Fossil Fuels Have ‘Role to Play,’ UAE Climate Minister Says (11:55 am)

“Fossil fuels have a role to play, a much smaller role to play,” UAE Minister of Climate Change and Environment Mariam Almheiri said in an interview on Bloomberg Television on Monday. The “phasing up” of renewables should be the focus, she said, adding that the building of renewable energy systems itself required energy.

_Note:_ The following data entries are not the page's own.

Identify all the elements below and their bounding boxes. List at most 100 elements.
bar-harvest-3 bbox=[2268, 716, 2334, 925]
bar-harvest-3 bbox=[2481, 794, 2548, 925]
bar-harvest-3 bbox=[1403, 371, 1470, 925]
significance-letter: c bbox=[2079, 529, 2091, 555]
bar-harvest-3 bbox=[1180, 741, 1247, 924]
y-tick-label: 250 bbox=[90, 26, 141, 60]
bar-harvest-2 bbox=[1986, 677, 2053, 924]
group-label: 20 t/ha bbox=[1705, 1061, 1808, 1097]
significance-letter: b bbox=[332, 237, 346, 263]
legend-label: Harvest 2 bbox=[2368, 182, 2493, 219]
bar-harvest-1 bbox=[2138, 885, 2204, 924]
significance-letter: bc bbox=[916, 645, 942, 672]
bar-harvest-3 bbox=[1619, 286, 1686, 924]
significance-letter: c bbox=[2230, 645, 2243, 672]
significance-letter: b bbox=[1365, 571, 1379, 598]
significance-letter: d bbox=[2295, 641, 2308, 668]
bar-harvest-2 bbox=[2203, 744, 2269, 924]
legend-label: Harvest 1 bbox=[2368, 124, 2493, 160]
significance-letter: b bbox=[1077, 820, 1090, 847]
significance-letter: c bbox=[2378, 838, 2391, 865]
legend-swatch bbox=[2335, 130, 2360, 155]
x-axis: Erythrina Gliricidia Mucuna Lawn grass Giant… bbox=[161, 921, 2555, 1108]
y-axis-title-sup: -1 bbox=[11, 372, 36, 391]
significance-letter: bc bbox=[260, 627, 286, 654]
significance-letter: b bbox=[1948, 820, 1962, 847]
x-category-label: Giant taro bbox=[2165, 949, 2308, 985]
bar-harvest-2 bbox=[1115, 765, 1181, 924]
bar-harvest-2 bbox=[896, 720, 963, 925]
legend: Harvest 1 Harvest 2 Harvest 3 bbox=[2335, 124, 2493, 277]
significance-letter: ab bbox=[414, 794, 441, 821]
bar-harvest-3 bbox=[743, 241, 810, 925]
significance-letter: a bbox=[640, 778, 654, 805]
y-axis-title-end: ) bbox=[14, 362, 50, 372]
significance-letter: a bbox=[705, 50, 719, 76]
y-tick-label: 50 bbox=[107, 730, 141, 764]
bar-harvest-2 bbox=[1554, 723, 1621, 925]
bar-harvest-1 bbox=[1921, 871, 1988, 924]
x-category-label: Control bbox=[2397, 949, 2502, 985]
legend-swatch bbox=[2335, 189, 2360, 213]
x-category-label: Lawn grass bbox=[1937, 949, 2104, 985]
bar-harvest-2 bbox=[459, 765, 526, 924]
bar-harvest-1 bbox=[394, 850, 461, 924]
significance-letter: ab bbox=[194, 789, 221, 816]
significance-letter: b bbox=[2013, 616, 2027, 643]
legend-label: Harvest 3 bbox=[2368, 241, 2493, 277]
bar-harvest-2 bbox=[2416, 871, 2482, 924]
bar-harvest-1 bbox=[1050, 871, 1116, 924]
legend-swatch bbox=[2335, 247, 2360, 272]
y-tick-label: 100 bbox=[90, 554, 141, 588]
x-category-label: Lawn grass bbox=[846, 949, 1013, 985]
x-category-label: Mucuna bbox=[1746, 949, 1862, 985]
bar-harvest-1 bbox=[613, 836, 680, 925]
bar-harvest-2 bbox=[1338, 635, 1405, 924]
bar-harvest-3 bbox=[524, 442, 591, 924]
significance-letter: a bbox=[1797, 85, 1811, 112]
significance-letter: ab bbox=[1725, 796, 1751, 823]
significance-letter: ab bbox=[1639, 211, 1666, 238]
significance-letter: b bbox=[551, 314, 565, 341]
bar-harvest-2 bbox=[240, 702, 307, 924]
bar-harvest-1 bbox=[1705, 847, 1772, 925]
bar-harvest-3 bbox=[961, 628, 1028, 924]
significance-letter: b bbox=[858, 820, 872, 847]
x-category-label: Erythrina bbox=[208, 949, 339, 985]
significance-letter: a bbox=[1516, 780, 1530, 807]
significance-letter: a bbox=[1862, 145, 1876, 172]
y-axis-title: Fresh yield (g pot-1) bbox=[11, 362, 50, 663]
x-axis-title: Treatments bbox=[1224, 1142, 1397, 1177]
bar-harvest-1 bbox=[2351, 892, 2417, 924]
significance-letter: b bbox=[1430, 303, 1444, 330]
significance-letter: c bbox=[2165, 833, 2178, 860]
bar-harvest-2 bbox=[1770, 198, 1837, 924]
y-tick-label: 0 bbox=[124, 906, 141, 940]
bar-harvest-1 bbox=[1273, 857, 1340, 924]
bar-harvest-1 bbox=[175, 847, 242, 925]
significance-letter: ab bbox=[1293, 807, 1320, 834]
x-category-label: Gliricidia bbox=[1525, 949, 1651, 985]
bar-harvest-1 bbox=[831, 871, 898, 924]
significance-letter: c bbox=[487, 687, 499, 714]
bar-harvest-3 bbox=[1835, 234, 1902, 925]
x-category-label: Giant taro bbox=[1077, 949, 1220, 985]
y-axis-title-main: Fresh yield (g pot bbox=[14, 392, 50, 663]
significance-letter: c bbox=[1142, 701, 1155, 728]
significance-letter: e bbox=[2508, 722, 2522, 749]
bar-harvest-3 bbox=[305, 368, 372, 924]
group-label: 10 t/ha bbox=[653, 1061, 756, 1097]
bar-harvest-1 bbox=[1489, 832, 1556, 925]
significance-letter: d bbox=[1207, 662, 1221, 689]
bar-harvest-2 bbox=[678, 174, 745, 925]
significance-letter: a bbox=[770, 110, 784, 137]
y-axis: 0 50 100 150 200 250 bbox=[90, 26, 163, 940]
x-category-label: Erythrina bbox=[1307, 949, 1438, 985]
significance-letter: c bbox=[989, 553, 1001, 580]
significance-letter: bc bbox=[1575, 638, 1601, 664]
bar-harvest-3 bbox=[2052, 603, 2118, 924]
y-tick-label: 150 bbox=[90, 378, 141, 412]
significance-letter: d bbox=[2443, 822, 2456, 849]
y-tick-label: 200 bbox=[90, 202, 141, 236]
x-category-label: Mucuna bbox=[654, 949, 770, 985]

Her comments addressed controversy surrounding COP28 President Sultan Al Jaber’s statements that there were no indications “that the phase out of fossil fuel is what’s going to achieve 1.5.”

Carbon Offset Market Faces Overhaul After Scandal (11:52 am)

Rostin Behnam said the Commodity Futures Trading Commission, which he chairs, will later today announce proposed voluntary carbon markets guidance. “The proposal does represent, in my view, the most significant step of the US financial regulator to support widespread adoption of principles for high integrity markets,” he said.

Figuring out how to tackle weaknesses in the voluntary carbon market is a key goal of this year’s COP summit. The VCM has been hit by a string of scandals that have raised serious questions as to the validity of the offsetting claims made by those buying carbon credits.

StanChart, Macquarie CEOs Calls for Better Data to Boost Green Investment (10:45 am)

The bosses of Standard Chartered Plc and Macquarie Group Ltd. said better data around emissions and the viability of green projects — particularly in emerging markets — was essential to unlock more investment for green projects.

“It all starts with data,” Bill Winters said at the Bloomberg Green Festival from the COP28 climate summit in Dubai.

“Data’s a real problem, especially in the developing economies”

StanChart CEO Bill Winters says better data around emissions and the viability of green projects is essential to unlock more investment

His comments were echoed by Macquarie’s Shemara Wikramanayake, who also underlined the need to tailor climate solutions to different parts of the world.

Both CEOs emphasized the importance of co-operation between governments, financiers and organizations like the World Bank to create projects that pension funds can invest in.

IEA Wants 60% Emissions Reduction from Big Oil by 2030 (9:37 am)

Fatih Birol, executive director of the International Energy Agency, wants oil companies to commit to reducing their Scope 1 and 2 emissions by 60% by 2030, he said in an interview on Bloomberg Television on Monday.

“I need a 2030 number, not a 2050 number,” Birol said. This is a “moment of truth.”

Increased investment in clean energy technologies should be another major commitment from fossil-fuel companies at COP28, Birol said, adding that the rhetoric from oil and gas executives around green energy pales in comparison to actual investments. They speak “80%-90% of the time about clean energy, but when you look at their numbers, which we do at the IEA, only 2.5% of their own investment goes into clean energy.”

Birol said he expects global oil demand to peak before 2030, driven by clean energy and slowing demand from China, without elaborating on relations between the IEA and OPEC.

(Adds rolling commentary from COP28. A previous version corrected a typo in the spelling of the second reference to the surname Behnam.)